If you want to know the indices of the n max/min values in the 2d array, my solution (for largest is)

indx = divmod((-full).argpartition(num_largest,axis=None)[:3],full.shape[0])

This finds the indices of the largest values from the flattened array and then determines the index in the 2d array based on the remainder and mod.

Nevermind.
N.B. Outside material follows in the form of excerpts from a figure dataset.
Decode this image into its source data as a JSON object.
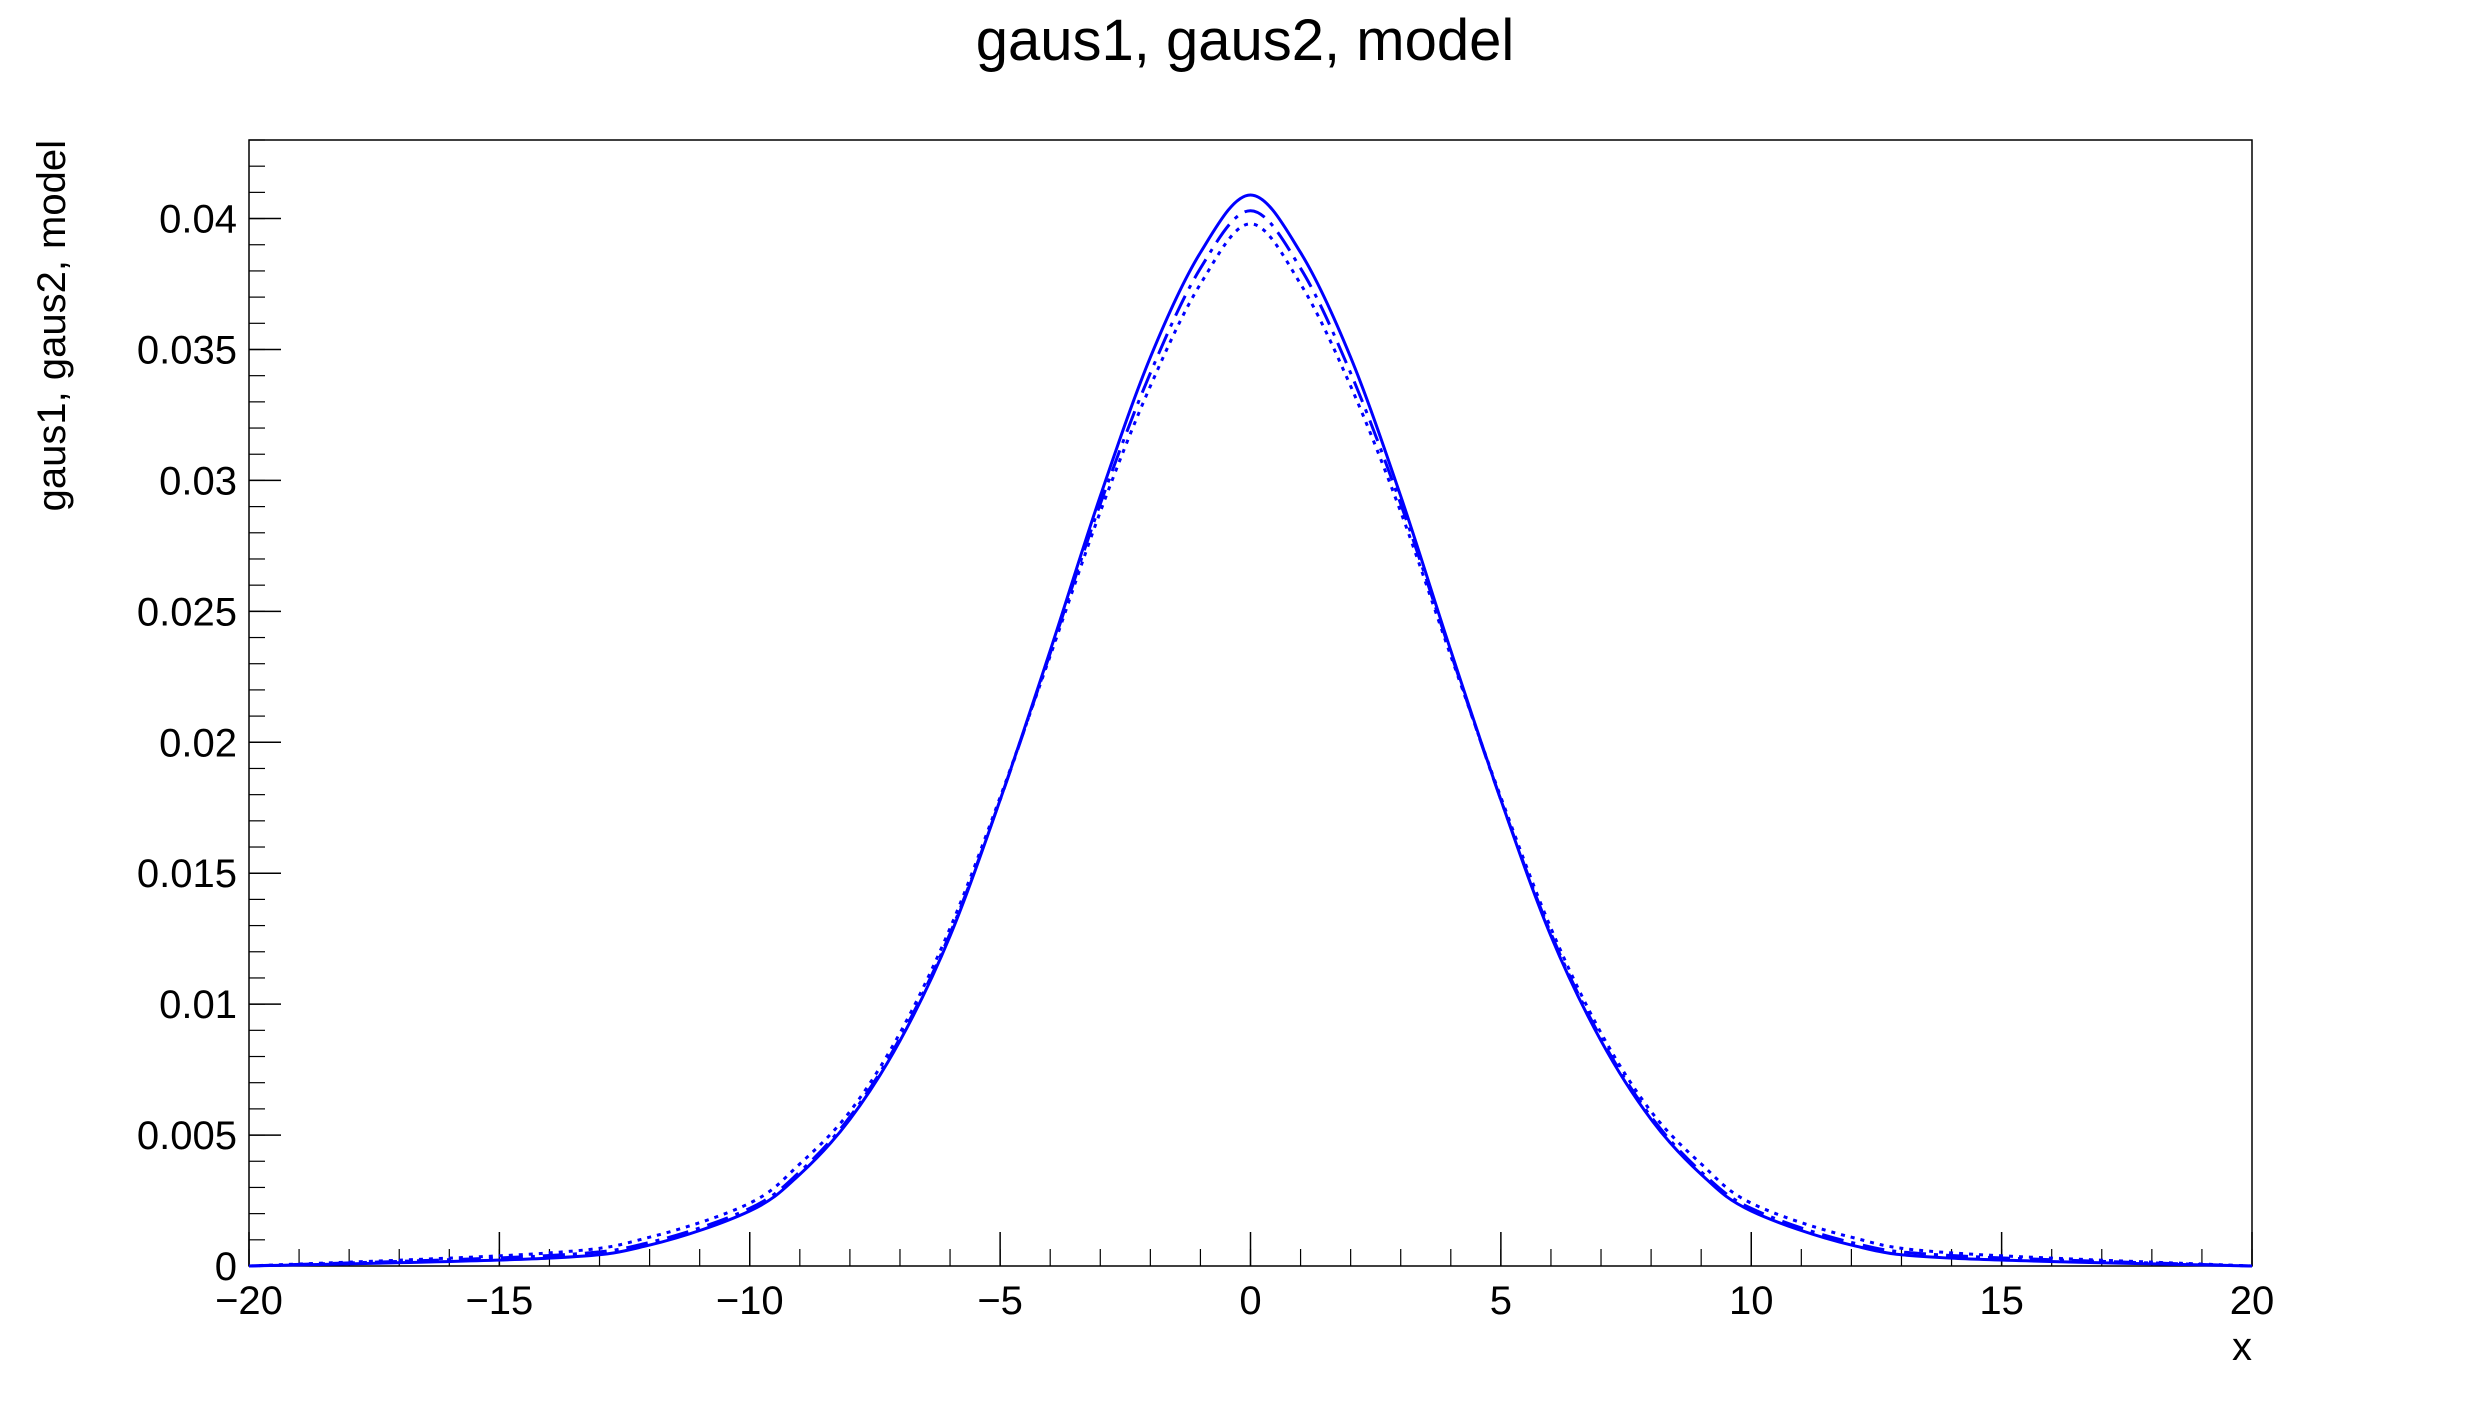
{
  "chart_data": {
    "type": "line",
    "title": "gaus1, gaus2, model",
    "xlabel": "x",
    "ylabel": "gaus1, gaus2, model",
    "xlim": [
      -20,
      20
    ],
    "ylim": [
      0,
      0.043
    ],
    "x_ticks": [
      -20,
      -15,
      -10,
      -5,
      0,
      5,
      10,
      15,
      20
    ],
    "x_tick_labels": [
      "−20",
      "−15",
      "−10",
      "−5",
      "0",
      "5",
      "10",
      "15",
      "20"
    ],
    "y_ticks": [
      0,
      0.005,
      0.01,
      0.015,
      0.02,
      0.025,
      0.03,
      0.035,
      0.04
    ],
    "y_tick_labels": [
      "0",
      "0.005",
      "0.01",
      "0.015",
      "0.02",
      "0.025",
      "0.03",
      "0.035",
      "0.04"
    ],
    "grid": false,
    "line_color": "#0000ff",
    "series": [
      {
        "style": "solid",
        "x": [
          -20,
          -14,
          -12,
          -10,
          -9,
          -8,
          -7,
          -6,
          -5,
          -4,
          -3,
          -2,
          -1,
          0,
          1,
          2,
          3,
          4,
          5,
          6,
          7,
          8,
          9,
          10,
          12,
          14,
          20
        ],
        "y": [
          0.0,
          0.0003,
          0.0008,
          0.0021,
          0.0035,
          0.0056,
          0.0086,
          0.0126,
          0.0178,
          0.0235,
          0.0294,
          0.0347,
          0.0387,
          0.0409,
          0.0387,
          0.0347,
          0.0294,
          0.0235,
          0.0178,
          0.0126,
          0.0086,
          0.0056,
          0.0035,
          0.0021,
          0.0008,
          0.0003,
          0.0
        ]
      },
      {
        "style": "dashdot",
        "x": [
          -20,
          -14,
          -12,
          -10,
          -9,
          -8,
          -7,
          -6,
          -5,
          -4,
          -3,
          -2,
          -1,
          0,
          1,
          2,
          3,
          4,
          5,
          6,
          7,
          8,
          9,
          10,
          12,
          14,
          20
        ],
        "y": [
          0.0,
          0.0004,
          0.0009,
          0.0022,
          0.0036,
          0.0057,
          0.0087,
          0.0127,
          0.0178,
          0.0234,
          0.0291,
          0.0341,
          0.0381,
          0.0403,
          0.0381,
          0.0341,
          0.0291,
          0.0234,
          0.0178,
          0.0127,
          0.0087,
          0.0057,
          0.0036,
          0.0022,
          0.0009,
          0.0004,
          0.0
        ]
      },
      {
        "style": "dotted",
        "x": [
          -20,
          -14,
          -12,
          -10,
          -9,
          -8,
          -7,
          -6,
          -5,
          -4,
          -3,
          -2,
          -1,
          0,
          1,
          2,
          3,
          4,
          5,
          6,
          7,
          8,
          9,
          10,
          12,
          14,
          20
        ],
        "y": [
          0.0,
          0.0005,
          0.0011,
          0.0024,
          0.0039,
          0.0059,
          0.0089,
          0.0129,
          0.0179,
          0.0233,
          0.0288,
          0.0336,
          0.0375,
          0.0398,
          0.0375,
          0.0336,
          0.0288,
          0.0233,
          0.0179,
          0.0129,
          0.0089,
          0.0059,
          0.0039,
          0.0024,
          0.0011,
          0.0005,
          0.0
        ]
      }
    ]
  }
}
Benchmarking shows the unravel method is twice as fast at least for num_largest = 3.

I'm afraid that the most time-consuming part is recalculating maximum. In fact, you have to calculate maximum of 1002*1004 numbers 500 times which gives you 500 million comparisons.

Probably you should write your own algorithm to find the solution in one pass: keep only 1000 greatest numbers (or their indices) somewhere while scanning your 2D array (without modifying the source array). I think that some sort of a binary heap (have a look at heapq) would suit for the storage.